There are a lot of reasons to cheer for both teams in the Stanley Cup final, one of which is the men who occupy the blue paint at both ends of the ice. With Braden Holtby and Marc-Andre Fleury, the 2018 championship series features a combination of the two most likeable, lowest maintenance and least bizarre goaltenders of all time.
Fleury has received much of the attention for his pedigree and how he was so instrumental in bringing the expansion Vegas Golden Knights to the final, but a little lost amid the star performers on the Washington Capitals is the play of Holtby, a man who lost the crease to start the playoffs and has been a legitimate Conn Smythe Trophy contender since getting it back. His diving save on Alex Tuch with 1:59 to go in Game 2 of the final preserved a 3-2 victory and provided one of the defining moments of the post-season.
After years of setting the gold standard for goaltending in the NHL, the 28-year-old native of Lloydminster, Sask., finds himself one victory away from winning his first Stanley Cup. That it would come after a season filled with uncertainty and struggle would make a Cup triumph not only a vindication for Holtby, but also a testament to his ability to deal with adversity and turn a negative situation into a positive one. “I never really get down on myself,” said Holtby, who leads all playoff goalies with more than six games in high-danger save percentage at .847. “I really look at adversity as a chance to better yourself.”
If that’s the truly the case, Holtby probably improved more this season than any other in his NHL career. One year after posting the best save percentage of his career, Holtby put up his worst numbers in 2017-18. He played fewer games in a full season than he had since his rookie year and struggled to find his form in many of them. And when the playoffs began two months ago, Capitals coach Barry Trotz made it clear that he thought the Capitals were in better hands with backup Philipp Grubauer by naming Grubauer his starter for Game 1 against the Columbus Blue Jackets.
That ill-advised decision lasted all of one-plus games. Holtby came in relief of Grubauer in Game 2 of the Columbus series and has been a huge factor in the Capitals being by far the best team in the NHL since then. With his pedigree, perhaps Holtby had earned the right to take umbrage at being stiffed and had he done so, the Capitals might be on the sidelines right now and Trotz would likely be out of a job. But Holtby came in without an agenda and with the same calm demeanor he displayed when he was on the bench.
“I’ve seen other teammates where an individual situation becomes a distraction for everybody else and he was the exact opposite,” said teammate Brooks Orpik. “There are a lot of guys who go in the other direction and when they get another opportunity, because of that bad attitude they don’t perform well when they get another opportunity. I’ve got nothing but good things to say about him.”
There’s a lot of that going around the Capitals dressing room these days. Teammates are raving about his play, of course, but also echoed Orpik’s sentiments on how well Holtby handled what could have been a disastrous situation. And this is where common sense and a healthy perspective come in. The thing is, Holtby doesn’t even blame Trotz for making the move. Grubauer had played well down the stretch and Holtby was basically mediocre. There was one stretch in February where he gave up 19 goals in four starts.

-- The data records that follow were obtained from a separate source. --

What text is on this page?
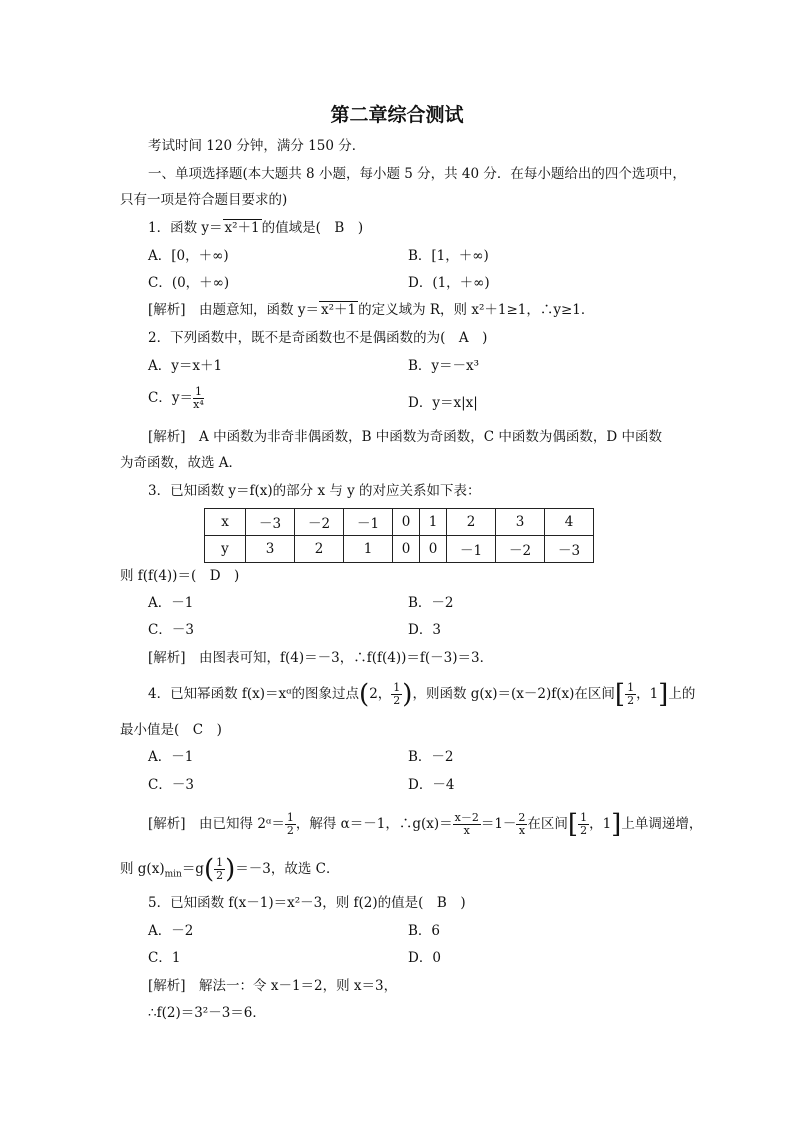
第二章综合测试
考试时间 120 分钟，满分 150 分．
一、单项选择题(本大题共 8 小题，每小题 5 分，共 40 分．在每小题给出的四个选项中，
只有一项是符合题目要求的)
1．函数 y＝ x²＋1 的值域是(　B　)
A．[0，＋∞)	B．[1，＋∞)
C．(0，＋∞)	D．(1，＋∞)
[解析]　由题意知，函数 y＝ x²＋1 的定义域为 R，则 x²＋1≥1，∴y≥1．
2．下列函数中，既不是奇函数也不是偶函数的为(　A　)
A．y＝x＋1	B．y＝－x³
C．$y= \frac{1}{\text{x⁴}}$	D．y＝x|x|
[解析]　A 中函数为非奇非偶函数，B 中函数为奇函数，C 中函数为偶函数，D 中函数
为奇函数，故选 A．
3．已知函数 y＝f(x)的部分 x 与 y 的对应关系如下表：
x	－3	－2	－1	0	1	2	3	4
y	3	2	1	0	0	－1	－2	－3
则 f(f(4))＝(　D　)
A．－1	B．－2
C．－3	D．3
[解析]　由图表可知，f(4)＝－3，∴f(f(4))＝f(－3)＝3．
4．已知幂函数 f(x)＝xᵅ的图象过点(2， $\frac{1}{2}$ )，则函数 g(x)＝(x－2)f(x)在区间[ $\frac{1}{2}$ ，1]上的
最小值是(　C　)
A．－1	B．－2
C．－3	D．－4
[解析]　由已知得 2ᵅ＝ $\frac{1}{2}$ ，解得 α＝－1，∴g(x)＝ $\frac{x-2}{x} =1- \frac{2}{x}$ 在区间[ $\frac{1}{2}$ ，1]上单调递增，
则 $g(x)_{min}=g( \frac{1}{2} )=-3$，故选 C．
5．已知函数 f(x－1)＝x²－3，则 f(2)的值是(　B　)
A．－2	B．6
C．1	D．0
[解析]　解法一：令 x－1＝2，则 x＝3，
∴f(2)＝3²－3＝6．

“I wasn’t surprised the way the end of the year was going,” Holtby said. “I’ve always respected the coach’s opinion on what is best for the team and in my opinion, that was the right decision. You just go to work and be a good teammate and try to be ready if you’re called upon.”
As a perfectionist, Holtby is often also his own worst critic. He acknowledged that with the Capitals in such a state of flux going into this season and the general notion that their championship for a window was closing quickly, if not already slammed shut, prompted him to go outside himself and try to do too much to win games for his team. More often than not, that’s a recipe for disaster for a professional athlete.
“I felt like if I could do more we could still be that great team,” Holtby said. “At the start of the year you’re letting in three goals a game and it’s not going as well as in the past and you’re trying to find ways go give the team a better chance to win every game and then you start looking at impossible situations to get better at. I think my main downfall is I was just trying to do too much and trying to be perfect, trying to take away every possible way it could go in instead of just sticking to the principles of percentages and stick to your habits and not worry about what could possibly go wrong trying to defend the impossible.”
With a chance to win the Stanley Cup in Game 5 Thursday night in Vegas, Holtby now finds himself on the verge of something a lot of people, perhaps even himself, didn’t fathom would be possible at the start of the season, or even the start of the playoffs.